Sign up to take part
Registered users can ask their own questions, contribute to discussions, and be part of the Community!
Added on November 27, 2020 11:56AM
Likes: 0
Replies: 11
Hello,
I am trying to use variable expansion to rename my clusters_label column and some date matching operations with formula.
1. A same formula code works with the "group" recipe, but not formula in "prepare" recipe.
2. The third way of accessing variables in formula of recipe are not idempotent.
${variable_name}, variables.variable_name, variable_name
have different results.
3. Spark engine outputs empty column while local stream has the correct output.
Do you have any suggestion/solution on this? Thank you very much.
PS: I have to use Spark(due to the data volume) and formula in recipe.
Hi,
1) Can you share the formula, and where/how it's used in the various recipes
2) what are the different results? Note that using ${...} means you replace the value directly in the formula text, so it happens before evaluation (as opposed to the other 2)
3) is it with the formula of 1) ? or an unrelated recipe?
Hello, Thank you for you quick response.
Example 1:
Hereby the variable
{ "cluster_model_1_naming_mapping": [ {"cluster": "cluster_outliers", "new_name": "HCA-BF-HP-BN"}, {"cluster": "cluster_0", "new_name": "BCA-BF-BP-HN"}, {"cluster": "cluster_1", "new_name": "BCA-BF-HP-BN"}, {"cluster": "cluster_2", "new_name": "BCA-BF-BP-BN"}, {"cluster": "cluster_3", "new_name": "BCA-HF-BP-BN"}, {"cluster": "cluster_4", "new_name": "HCA-HF-BP-HN"}, {"cluster": "cluster_5", "new_name": "MCA-BF-BP-BN"} ] }
The formula used is
filter(variables.cluster_model_1_naming_mapping, item, item["cluster"] == cluster_labels)[0]["new_name"]
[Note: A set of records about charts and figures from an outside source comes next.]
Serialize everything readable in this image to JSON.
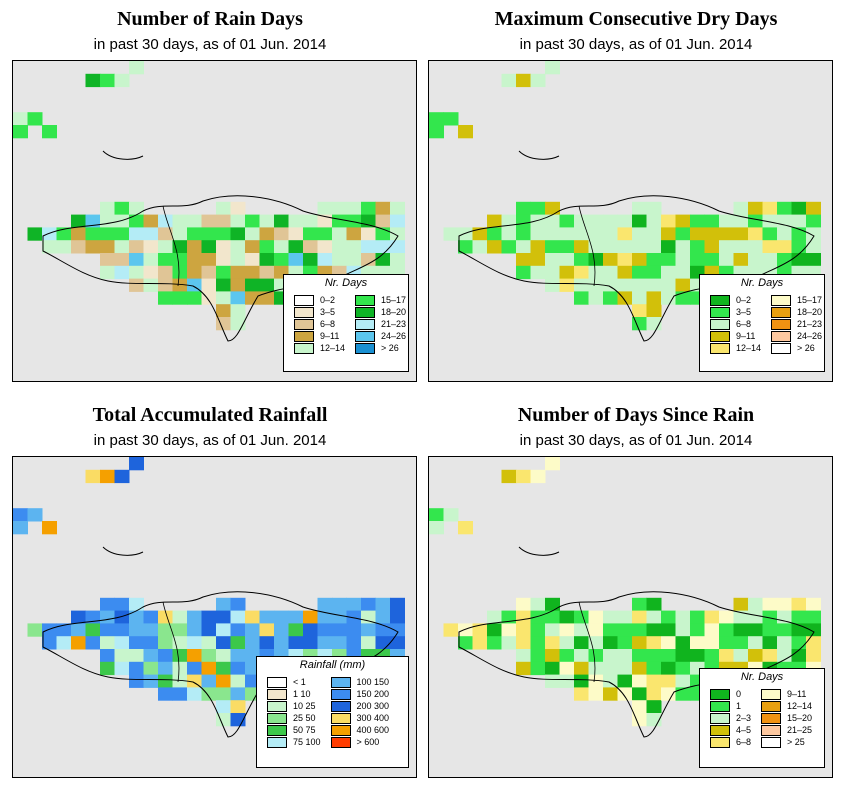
{
  "panels": [
    {
      "id": "rain-days",
      "title": "Number of Rain Days",
      "subtitle": "in past 30 days, as of  01 Jun. 2014",
      "legend": {
        "title": "Nr. Days",
        "items": [
          {
            "label": "0–2",
            "color": "#ffffff"
          },
          {
            "label": "3–5",
            "color": "#f2e6cc"
          },
          {
            "label": "6–8",
            "color": "#e0c596"
          },
          {
            "label": "9–11",
            "color": "#cda540"
          },
          {
            "label": "12–14",
            "color": "#c8f5cc"
          },
          {
            "label": "15–17",
            "color": "#33e64d"
          },
          {
            "label": "18–20",
            "color": "#0fb426"
          },
          {
            "label": "21–23",
            "color": "#b4ecf6"
          },
          {
            "label": "24–26",
            "color": "#5cc6ee"
          },
          {
            "label": "> 26",
            "color": "#1a90d2"
          }
        ]
      }
    },
    {
      "id": "max-dry-days",
      "title": "Maximum Consecutive Dry Days",
      "subtitle": "in past 30 days, as of  01 Jun. 2014",
      "legend": {
        "title": "Nr. Days",
        "items": [
          {
            "label": "0–2",
            "color": "#10b41e"
          },
          {
            "label": "3–5",
            "color": "#33e64d"
          },
          {
            "label": "6–8",
            "color": "#c8f5cc"
          },
          {
            "label": "9–11",
            "color": "#d2c00a"
          },
          {
            "label": "12–14",
            "color": "#fae66e"
          },
          {
            "label": "15–17",
            "color": "#fdfbc8"
          },
          {
            "label": "18–20",
            "color": "#e8a010"
          },
          {
            "label": "21–23",
            "color": "#f09212"
          },
          {
            "label": "24–26",
            "color": "#fdc8a0"
          },
          {
            "label": "> 26",
            "color": "#ffffff"
          }
        ]
      }
    },
    {
      "id": "total-rainfall",
      "title": "Total Accumulated Rainfall",
      "subtitle": "in past 30 days, as of  01 Jun. 2014",
      "legend": {
        "title": "Rainfall (mm)",
        "items": [
          {
            "label": "< 1",
            "color": "#ffffff"
          },
          {
            "label": "1    10",
            "color": "#f2e6cc"
          },
          {
            "label": "10    25",
            "color": "#c8f5cc"
          },
          {
            "label": "25    50",
            "color": "#8ae68e"
          },
          {
            "label": "50    75",
            "color": "#3cc84a"
          },
          {
            "label": "75   100",
            "color": "#b4ecf6"
          },
          {
            "label": "100   150",
            "color": "#5cb4f0"
          },
          {
            "label": "150   200",
            "color": "#3c8cf0"
          },
          {
            "label": "200   300",
            "color": "#1e64dc"
          },
          {
            "label": "300   400",
            "color": "#fadc64"
          },
          {
            "label": "400   600",
            "color": "#f5a000"
          },
          {
            "label": "> 600",
            "color": "#ff3c00"
          }
        ]
      }
    },
    {
      "id": "days-since-rain",
      "title": "Number of Days Since Rain",
      "subtitle": "in past 30 days, as of  01 Jun. 2014",
      "legend": {
        "title": "Nr. Days",
        "items": [
          {
            "label": "0",
            "color": "#10b41e"
          },
          {
            "label": "1",
            "color": "#33e64d"
          },
          {
            "label": "2–3",
            "color": "#c8f5cc"
          },
          {
            "label": "4–5",
            "color": "#d2c00a"
          },
          {
            "label": "6–8",
            "color": "#fae66e"
          },
          {
            "label": "9–11",
            "color": "#fdfbc8"
          },
          {
            "label": "12–14",
            "color": "#e8a010"
          },
          {
            "label": "15–20",
            "color": "#f09212"
          },
          {
            "label": "21–25",
            "color": "#fdc8a0"
          },
          {
            "label": "> 25",
            "color": "#ffffff"
          }
        ]
      }
    }
  ]
}
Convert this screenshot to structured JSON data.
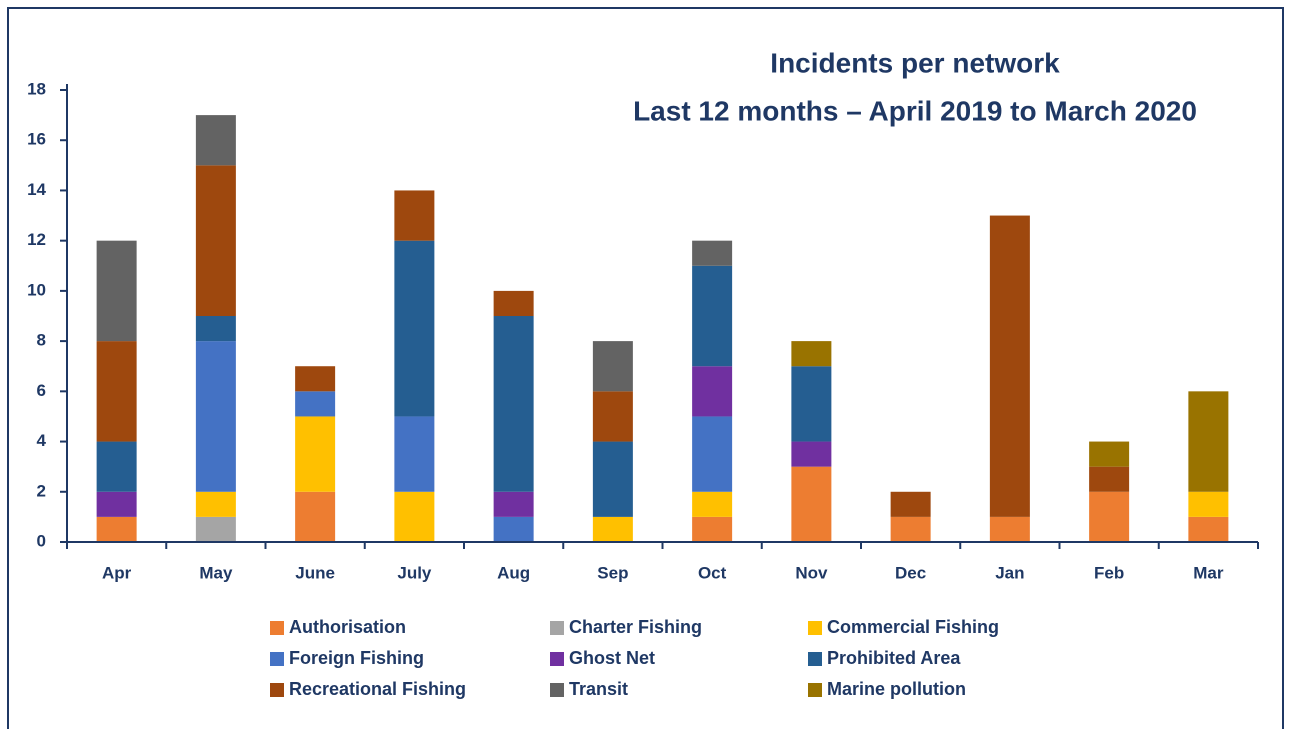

Where cluster_labels is the output column of a KMeans model, whose values are "cluster_1", "cluster_2" .. and so on.
With this formula, the normal engine works but Spark gives nothing.
Example 2:
For formula in group recipe
(arrayContains(${precedent_years}, val('date_creation_order_year'))) && (arrayContains(${trimesters_to_analyse}, trimester))
with variables
{ "precedent_year": [2018, 2019], "trimesters_to_analyse": [2, 3] }
This works well in group recipe pre-filter formula but not for the prepare recipe formula.
Simply I want to filter the lines with the correct year in the range and the correct range of trimester.
I am thinking that this may be because of the non-idempotent problem of retrieving values of variables expansion.
Thank you
for the Spark issue, indeed in Spark variables are not available via the `variables` object. You need to use `parseJson(${cluster_model_1_naming_mapping})` instead
The second issue is more puzzling. Can you show the step of the Prepare recipe where you use the formula?
For Spark issue, the editor of formula gives me this error:
Formula is invalid : Incorrect formula: 'filter(parseJson([{"cluster":"cluster_outliers","new_name":"HCA-BF-HP-BN"},{"cluster":"cluster_0","new_name":"BCA-BF-BP-HN"},{"cluster":"cluster_1","new_name":"BCA-BF-HP-BN"},{"cluster":"cluster_2","new_name":"BCA-BF-BP-BN"},{"cluster":"cluster_3","new_name":"BCA-HF-BP-BN"},{"cluster":"cluster_4","new_name":"HCA-HF-BP-HN"},{"cluster":"cluster_5","new_name":"MCA-BF-BP-BN"}]), item, item["cluster"] == cluster_labels)[0]["new_name"]' : Missing number, string, identifier, regex, or parenthesized expression(Parsing error at offset 18)
(Sorry I don't have time at this moment for the second one, please allow me to do this in later post.)
apologies, I lost the quotes when copying: it should be `parseJson('${cluster_model_1_naming_mapping}')`
Thank you, it worked this way.
Finally I believe that the second example is the same problem of the quote.
Have a nice day!
Hello.
There is a problem with formula again. I used what you suggested as formula and it worked in the "prepare" dataset recipe. This time, I use the same formula in create computed colunms in a "joined recipe" and the parser failed to parse the filter function.
This is the formula
filter(parseJson('${cluster_model_1_naming_mapping}'), item, item["cluster"] == before_cluster_labels)[0]["new_name"]
The error is showed as in the picture
Thank you in advance for your help.
Hi,
this is indeed a parse-time error, and the recipe will pretend to be incorrectly setup, but the expression seems actually correct so the recipe should be working fine if you run it
Hi I ran the formula but the same error appears.
considering the operation you're doing (enriching a dataset with a fixed set of values), you should try putting the mapping in an Editable dataset and doing a Join recipe to get the mapped value.
If you absolutely need to use a Grouping recipe, can you check the version of DSS you are using?
Thank you. I am using the DSS 7.0.
It's a good idea with editable dataset. In fact, the formula worked in the prepare recipe, I could use the formula in prepare recipe too. The reason why I try to use this, it's to reduce the the shape of the flow. If I use the Editable dataset, once I need to use the variables in several places, it will ruin the shape of the flow and reduce the maintenanablity.
Thank you very much. I guess that I will have to use another solution.
I am looking forward to your future improvement on this function.